Monday, May 19, 2003

Atrios refers to the Hitler miniseries is 'important.' I hope not.
Last night I was flipping the channels at my ex-girfriend's apartment in Brighton Beach. For a few minutes we watched Mr Smith Goes to Washigton, the scene where Jimmy Stewart gives his awed little monologue of his first visions of the Capital dome and the Lincoln Memorial. It's "Capra corn" at its worst: every moment choreographed to produce the appropriate response, the audience and the cynical secretary won over by the earnest naivete of the newby senator. I cringed and begged to switch the channel. We ended up with "Hitler: The Rise of Evil", but it was the same thing: the audience being told what emotions to feel, whom to love and whom to hate. Once again, it's us versus them. But history is never us versus them; it's us versus us. To claim otherwise is fall into the trap of political kitsch, of which fascism is the first example. It helps no one and should not be defended, especially those whose of us who claim to be aware of the stakes.
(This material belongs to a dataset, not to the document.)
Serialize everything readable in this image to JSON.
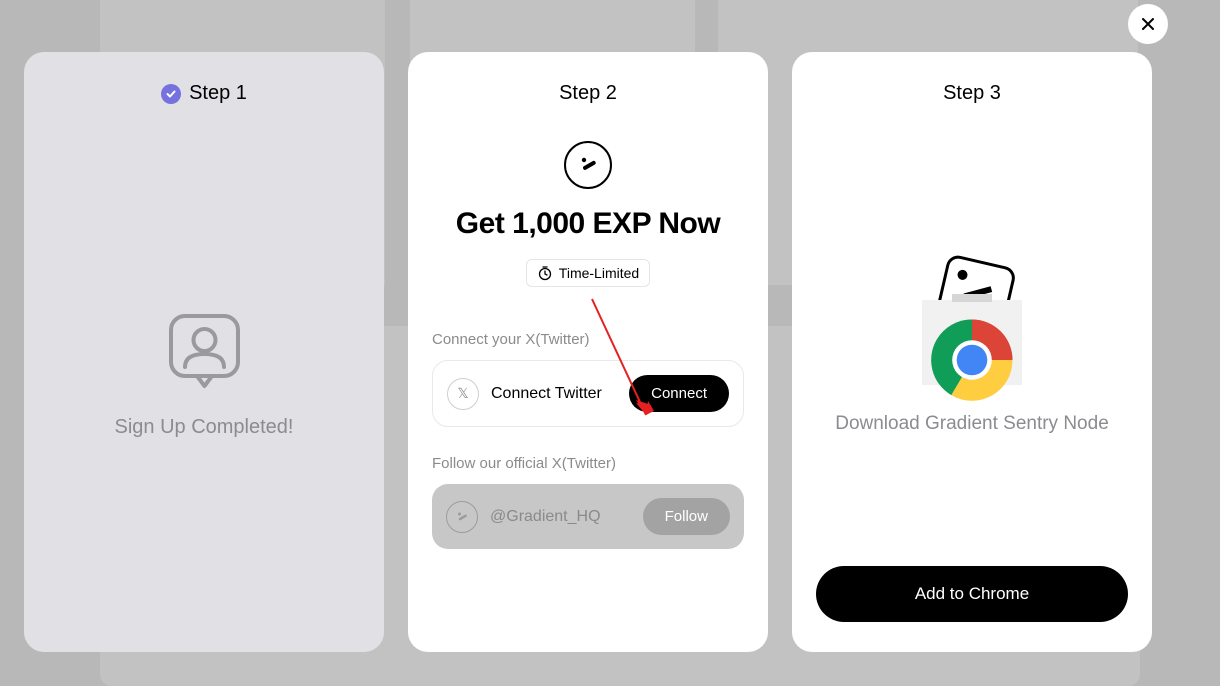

Jack Balkin is still arguing with Larry Solum on the subject of Constitutional change.
Solum refers to himself as a "neoformalist" and lays out some principles as to what that description means. That's all well and good, but he's talking to others who are not neoformalists. And there are plenty of others of various other persuasions who are involved in debates on the same subject. In this case a neoformalist is debating a hybrid historicist textualist social constructivist liberal. Never mind how change should happen, how does it happen? What are the terms of the debate they are already having? We need a little less theorizing and a little more sociological observation. Balkin understands this; after all I think it fits in with his philosophy, but Solum seems not to, and is simply trying to invent ways to justify his moral conservatism with a veneer of logic. But if history is anything other than repitition, it's dialectics. As a simple matter of fact, Solum's ideals, even if they come and go in popularity, simply fail as a description of why they do so.